LocalAI/docs/content/build/_index.en.md


+++
disableToc = false
title = "Build"
weight = 5
url = '/basics/build/'

+++

### Build

#### Container image

Requirements:

- Docker or podman, or a container engine

In order to build the `LocalAI` container image locally you can use `docker`, for example:

```
# build the image
docker build -t localai .
docker run localai
```

#### Locally

In order to build LocalAI locally, you need the following requirements:

- Golang >= 1.21
- Cmake/make
- GCC
- GRPC

To install the dependencies follow the instructions below:

{{< tabs >}}
{{% tab name="Apple" %}}

```bash
brew install abseil cmake go grpc protobuf wget
```

{{% /tab %}}
{{% tab name="Debian" %}}

```bash
apt install protobuf-compiler-grpc libgrpc-dev make cmake
```

{{% /tab %}}
{{% tab name="From source" %}}

Specify `BUILD_GRPC_FOR_BACKEND_LLAMA=true` to build automatically the gRPC dependencies

```bash
make ... BUILD_GRPC_FOR_BACKEND_LLAMA=true build
```

{{% /tab %}}
{{< /tabs >}}


To build LocalAI with `make`:

```
git clone https://github.com/go-skynet/LocalAI
cd LocalAI
make build
```

This should produce the binary `local-ai`

{{% notice note %}}

#### CPU flagset compatibility


LocalAI uses different backends based on ggml and llama.cpp to run models.

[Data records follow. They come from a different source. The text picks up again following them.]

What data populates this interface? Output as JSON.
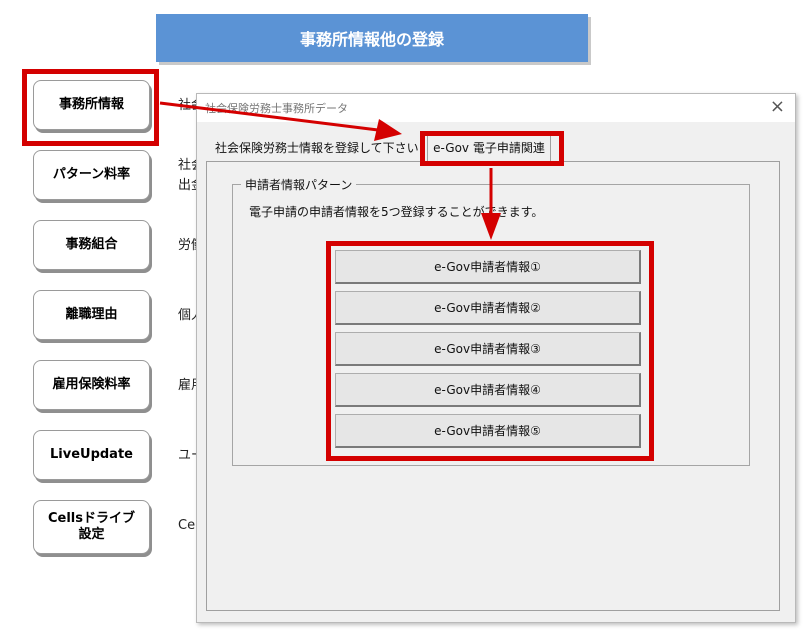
{
  "banner": {
    "title": "事務所情報他の登録"
  },
  "sidebar": {
    "buttons": [
      {
        "label": "事務所情報",
        "desc": "社会"
      },
      {
        "label": "パターン料率",
        "desc": "社会\n出金"
      },
      {
        "label": "事務組合",
        "desc": "労働"
      },
      {
        "label": "離職理由",
        "desc": "個人"
      },
      {
        "label": "雇用保険料率",
        "desc": "雇用"
      },
      {
        "label": "LiveUpdate",
        "desc": "ユー"
      },
      {
        "label": "Cellsドライブ\n設定",
        "desc": "Ce"
      }
    ]
  },
  "dialog": {
    "title": "社会保険労務士事務所データ",
    "close": "×",
    "tabs": [
      {
        "label": "社会保険労務士情報を登録して下さい"
      },
      {
        "label": "e-Gov 電子申請関連"
      }
    ],
    "group": {
      "legend": "申請者情報パターン",
      "description": "電子申請の申請者情報を5つ登録することができます。"
    },
    "buttons": [
      "e-Gov申請者情報①",
      "e-Gov申請者情報②",
      "e-Gov申請者情報③",
      "e-Gov申請者情報④",
      "e-Gov申請者情報⑤"
    ]
  },
  "colors": {
    "banner": "#5b93d5",
    "highlight": "#d40000"
  }
}
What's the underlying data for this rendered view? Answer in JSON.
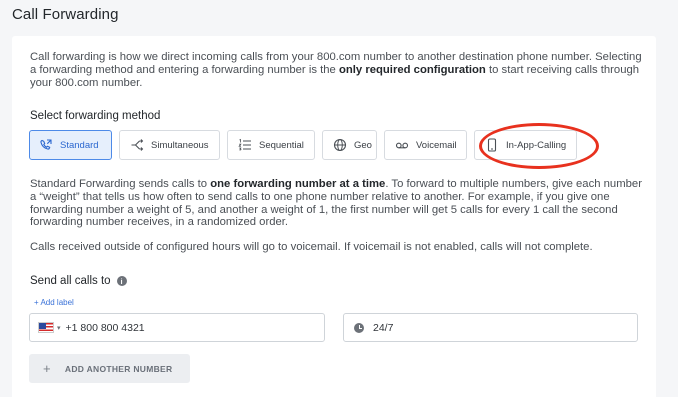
{
  "page": {
    "title": "Call Forwarding"
  },
  "intro": {
    "part1": "Call forwarding is how we direct incoming calls from your 800.com number to another destination phone number. Selecting a forwarding method and entering a forwarding number is the ",
    "bold": "only required configuration",
    "part2": " to start receiving calls through your 800.com number."
  },
  "methods": {
    "label": "Select forwarding method",
    "items": [
      {
        "label": "Standard",
        "icon": "phone-forward-icon",
        "active": true
      },
      {
        "label": "Simultaneous",
        "icon": "branch-icon"
      },
      {
        "label": "Sequential",
        "icon": "ordered-list-icon"
      },
      {
        "label": "Geo",
        "icon": "globe-icon"
      },
      {
        "label": "Voicemail",
        "icon": "voicemail-icon"
      },
      {
        "label": "In-App-Calling",
        "icon": "mobile-phone-icon",
        "highlighted": true
      }
    ],
    "active_color": "#2b67cf",
    "highlight_color": "#e8311e"
  },
  "description": {
    "part1": "Standard Forwarding sends calls to ",
    "bold": "one forwarding number at a time",
    "part2": ". To forward to multiple numbers, give each number a “weight” that tells us how often to send calls to one phone number relative to another. For example, if you give one forwarding number a weight of 5, and another a weight of 1, the first number will get 5 calls for every 1 call the second forwarding number receives, in a randomized order.",
    "note": "Calls received outside of configured hours will go to voicemail. If voicemail is not enabled, calls will not complete."
  },
  "send_all": {
    "label": "Send all calls to",
    "info_glyph": "i",
    "add_label": "+ Add label",
    "phone_number": "+1 800 800 4321",
    "country_caret": "▾",
    "hours": "24/7",
    "add_number_plus": "+",
    "add_number_button": "ADD ANOTHER NUMBER"
  }
}
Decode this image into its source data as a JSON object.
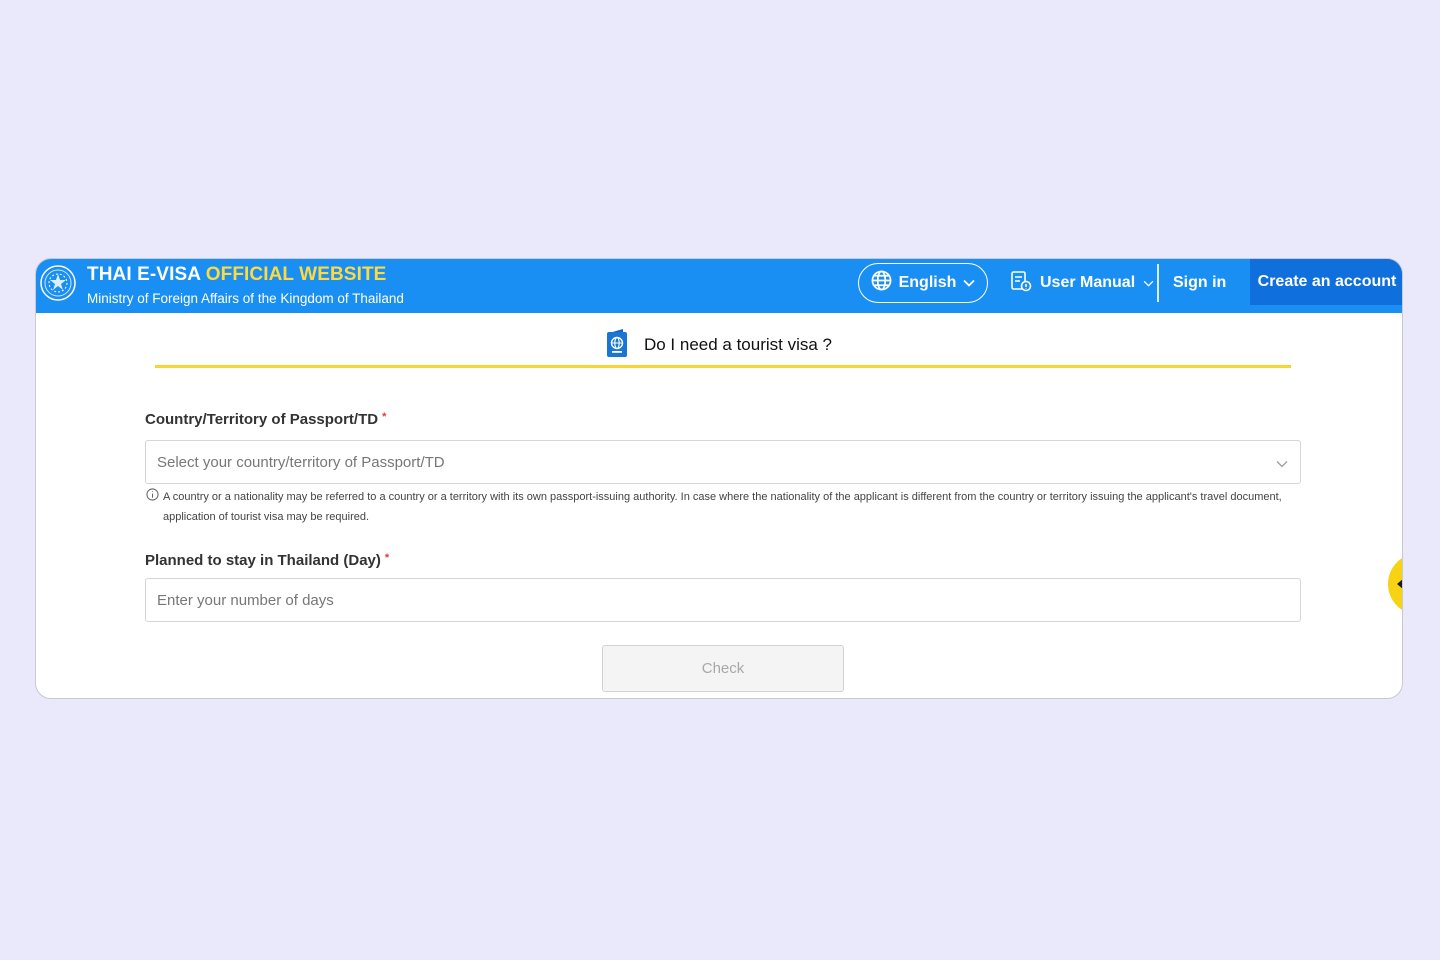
{
  "header": {
    "title_part1": "THAI E-VISA ",
    "title_part2": "OFFICIAL WEBSITE",
    "subtitle": "Ministry of Foreign Affairs of the Kingdom of Thailand",
    "language_label": "English",
    "user_manual_label": "User Manual",
    "sign_in_label": "Sign in",
    "create_account_label": "Create an account"
  },
  "heading": {
    "title": "Do I need a tourist visa ?"
  },
  "form": {
    "country_label": "Country/Territory of Passport/TD",
    "required_mark": "*",
    "country_placeholder": "Select your country/territory of Passport/TD",
    "country_hint": "A country or a nationality may be referred to a country or a territory with its own passport-issuing authority. In case where the nationality of the applicant is different from the country or territory issuing the applicant's travel document, application of tourist visa may be required.",
    "stay_label": "Planned to stay in Thailand (Day)",
    "stay_placeholder": "Enter your number of days",
    "check_label": "Check"
  },
  "colors": {
    "header_blue": "#1a8ff3",
    "accent_yellow": "#ffd93d",
    "create_button_blue": "#0f6fdc",
    "required_red": "#e53935"
  },
  "icons": [
    "seal-logo",
    "globe-icon",
    "chevron-down-icon",
    "manual-icon",
    "passport-icon",
    "info-icon",
    "arrow-left-icon"
  ]
}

If your CPU doesn't support common instruction sets, you can disable them during build:

```
CMAKE_ARGS="-DLLAMA_F16C=OFF -DLLAMA_AVX512=OFF -DLLAMA_AVX2=OFF -DLLAMA_AVX=OFF -DLLAMA_FMA=OFF" make build
```

To have effect on the container image, you need to set `REBUILD=true`:

```
docker run  quay.io/go-skynet/localai
docker run --rm -ti -p 8080:8080 -e DEBUG=true -e MODELS_PATH=/models -e THREADS=1 -e REBUILD=true -e CMAKE_ARGS="-DLLAMA_F16C=OFF -DLLAMA_AVX512=OFF -DLLAMA_AVX2=OFF -DLLAMA_AVX=OFF -DLLAMA_FMA=OFF" -v $PWD/models:/models quay.io/go-skynet/local-ai:latest
```

{{% /notice %}}

### Example: Build on mac

Building on Mac (M1 or M2) works, but you may need to install some prerequisites using `brew`.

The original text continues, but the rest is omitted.